Pero más allá de la gestión técnica y operativa, el verdadero valor del proyecto ha residido en la capacidad de adaptación, aprendizaje y mejora continua que ha acompañado su desarrollo.
Porque los proyectos públicos de innovación no se construyen en laboratorios.
Se construyen en aulas, en reuniones con ayuntamientos, en llamadas telefónicas, en carreteras y en el trabajo diario de muchas personas comprometidas con el servicio público.
La subvención para formación en competencias digitales con fondos financiados por la Unión Europea - Next Generation - Plan de Recuperación - Ministerio para la Transición Ecológica y el Reto Demográfico - Gobierno de España ha sido, también, un proceso de aprendizaje organizativo que deja importantes lecciones para el futuro de la Red ConecTen.
El equipo humano detrás del proyecto
Detrás de las 2.641 personas formadas existe otro grupo de personas cuya labor rara vez aparece en los titulares.
Las técnicas de dinamización han sido el rostro más cercano del proyecto.
Han recorrido la isla, preparado aulas, atendido consultas, acompañado a usuarios y adaptado cada sesión a la realidad de quienes tenían delante.
Han gestionado imprevistos, desplazamientos y jornadas intensas con un objetivo común: que nadie se quede atrás en la transformación digital.
Junto a ellas, el trabajo de contenidos, coordinación, soporte técnico, comunicación y desarrollo ha permitido sostener una iniciativa compleja y de gran alcance territorial.
Los proyectos de esta naturaleza no se construyen desde individualidades.
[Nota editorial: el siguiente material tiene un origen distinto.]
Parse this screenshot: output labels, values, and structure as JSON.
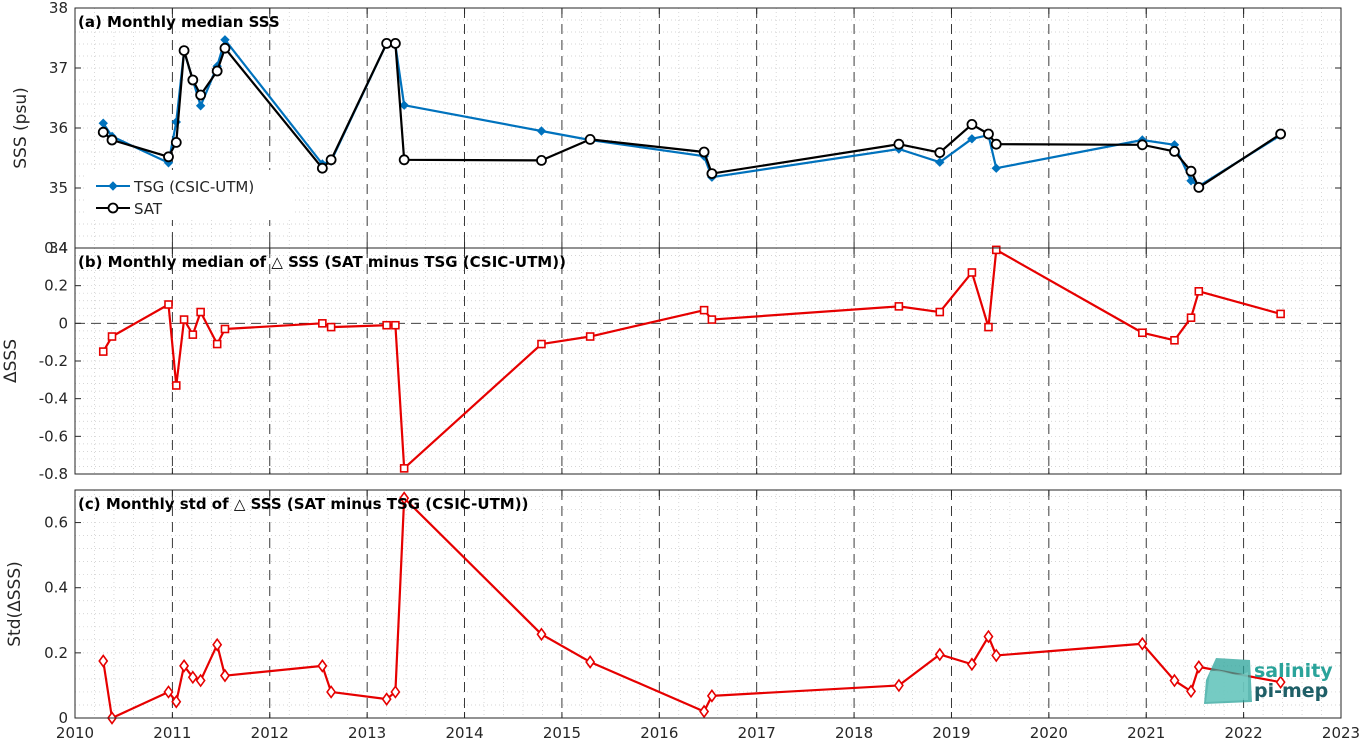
{
  "chart_data": [
    {
      "type": "line",
      "title": "(a) Monthly median SSS",
      "xlabel": "",
      "ylabel": "SSS (psu)",
      "xlim": [
        2010,
        2023
      ],
      "ylim": [
        34,
        38
      ],
      "yticks": [
        34,
        35,
        36,
        37,
        38
      ],
      "legend_position": "bottom-left",
      "grid": true,
      "series": [
        {
          "name": "TSG (CSIC-UTM)",
          "color": "#0072bd",
          "marker": "diamond-filled",
          "x": [
            2010.29,
            2010.38,
            2010.96,
            2011.04,
            2011.12,
            2011.21,
            2011.29,
            2011.46,
            2011.54,
            2012.54,
            2012.63,
            2013.2,
            2013.29,
            2013.38,
            2014.79,
            2015.29,
            2016.46,
            2016.54,
            2018.46,
            2018.88,
            2019.21,
            2019.38,
            2019.46,
            2020.96,
            2021.29,
            2021.46,
            2021.54,
            2022.38
          ],
          "y": [
            36.08,
            35.86,
            35.42,
            36.1,
            37.28,
            36.8,
            36.37,
            37.03,
            37.47,
            35.4,
            35.45,
            37.41,
            37.38,
            36.38,
            35.95,
            35.8,
            35.53,
            35.18,
            35.65,
            35.43,
            35.82,
            35.88,
            35.33,
            35.8,
            35.72,
            35.12,
            35.03,
            35.88
          ]
        },
        {
          "name": "SAT",
          "color": "#000000",
          "marker": "circle-open",
          "x": [
            2010.29,
            2010.38,
            2010.96,
            2011.04,
            2011.12,
            2011.21,
            2011.29,
            2011.46,
            2011.54,
            2012.54,
            2012.63,
            2013.2,
            2013.29,
            2013.38,
            2014.79,
            2015.29,
            2016.46,
            2016.54,
            2018.46,
            2018.88,
            2019.21,
            2019.38,
            2019.46,
            2020.96,
            2021.29,
            2021.46,
            2021.54,
            2022.38
          ],
          "y": [
            35.93,
            35.8,
            35.52,
            35.76,
            37.29,
            36.8,
            36.55,
            36.95,
            37.33,
            35.33,
            35.47,
            37.41,
            37.41,
            35.47,
            35.46,
            35.81,
            35.6,
            35.24,
            35.73,
            35.59,
            36.06,
            35.9,
            35.73,
            35.72,
            35.61,
            35.28,
            35.01,
            35.9
          ]
        }
      ]
    },
    {
      "type": "line",
      "title": "(b) Monthly median of △ SSS (SAT minus TSG (CSIC-UTM))",
      "xlabel": "",
      "ylabel": "ΔSSS",
      "xlim": [
        2010,
        2023
      ],
      "ylim": [
        -0.8,
        0.4
      ],
      "yticks": [
        -0.8,
        -0.6,
        -0.4,
        -0.2,
        0,
        0.2,
        0.4
      ],
      "ytick_labels": [
        "-0.8",
        "-0.6",
        "-0.4",
        "-0.2",
        "0",
        "0.2",
        "0.4"
      ],
      "zero_line": true,
      "grid": true,
      "series": [
        {
          "color": "#e60000",
          "marker": "square-open",
          "x": [
            2010.29,
            2010.38,
            2010.96,
            2011.04,
            2011.12,
            2011.21,
            2011.29,
            2011.46,
            2011.54,
            2012.54,
            2012.63,
            2013.2,
            2013.29,
            2013.38,
            2014.79,
            2015.29,
            2016.46,
            2016.54,
            2018.46,
            2018.88,
            2019.21,
            2019.38,
            2019.46,
            2020.96,
            2021.29,
            2021.46,
            2021.54,
            2022.38
          ],
          "y": [
            -0.15,
            -0.07,
            0.1,
            -0.33,
            0.02,
            -0.06,
            0.06,
            -0.11,
            -0.03,
            0.0,
            -0.02,
            -0.01,
            -0.01,
            -0.77,
            -0.11,
            -0.07,
            0.07,
            0.02,
            0.09,
            0.06,
            0.27,
            -0.02,
            0.39,
            -0.05,
            -0.09,
            0.03,
            0.17,
            0.05
          ]
        }
      ]
    },
    {
      "type": "line",
      "title": "(c) Monthly std of △ SSS (SAT minus TSG (CSIC-UTM))",
      "xlabel": "",
      "ylabel": "Std(ΔSSS)",
      "xlim": [
        2010,
        2023
      ],
      "ylim": [
        0,
        0.7
      ],
      "yticks": [
        0,
        0.2,
        0.4,
        0.6
      ],
      "ytick_labels": [
        "0",
        "0.2",
        "0.4",
        "0.6"
      ],
      "xticks": [
        2010,
        2011,
        2012,
        2013,
        2014,
        2015,
        2016,
        2017,
        2018,
        2019,
        2020,
        2021,
        2022,
        2023
      ],
      "grid": true,
      "series": [
        {
          "color": "#e60000",
          "marker": "diamond-open",
          "x": [
            2010.29,
            2010.38,
            2010.96,
            2011.04,
            2011.12,
            2011.21,
            2011.29,
            2011.46,
            2011.54,
            2012.54,
            2012.63,
            2013.2,
            2013.29,
            2013.38,
            2014.79,
            2015.29,
            2016.46,
            2016.54,
            2018.46,
            2018.88,
            2019.21,
            2019.38,
            2019.46,
            2020.96,
            2021.29,
            2021.46,
            2021.54,
            2022.38
          ],
          "y": [
            0.175,
            0.0,
            0.08,
            0.05,
            0.16,
            0.125,
            0.115,
            0.225,
            0.13,
            0.16,
            0.08,
            0.058,
            0.08,
            0.675,
            0.257,
            0.172,
            0.02,
            0.068,
            0.1,
            0.195,
            0.165,
            0.25,
            0.192,
            0.228,
            0.115,
            0.082,
            0.157,
            0.11
          ]
        }
      ]
    }
  ],
  "logo": {
    "line1": "salinity",
    "line2": "pi-mep"
  }
}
Se construyen desde equipos.
Y si algo ha demostrado este reto es que la tecnología adquiere verdadero sentido cuando se pone al servicio de las personas.
Mirando al futuro
La finalización de esta subvención no supone un punto final. Supone el inicio de una nueva etapa.
Las necesidades digitales de la ciudadanía continúan evolucionando y la Red ConecTen seguirá trabajando para ofrecer nuevas oportunidades de aprendizaje, acompañamiento y acceso a la tecnología.
El camino recorrido durante estos meses deja una certeza: la inclusión digital no consiste únicamente en enseñar a utilizar herramientas.
Consiste en generar oportunidades.
En fortalecer comunidades.
En garantizar que el lugar donde una persona vive no determine sus posibilidades de participación en una sociedad cada vez más digital.
Hoy celebramos más de 2.641 personas formadas.
Pero, sobre todo, celebramos más de 2.641 historias de aprendizaje, confianza y transformación.
Porque cuando la digitalización tiene rostro humano, el impacto trasciende las estadísticas y se convierte en progreso para toda la sociedad.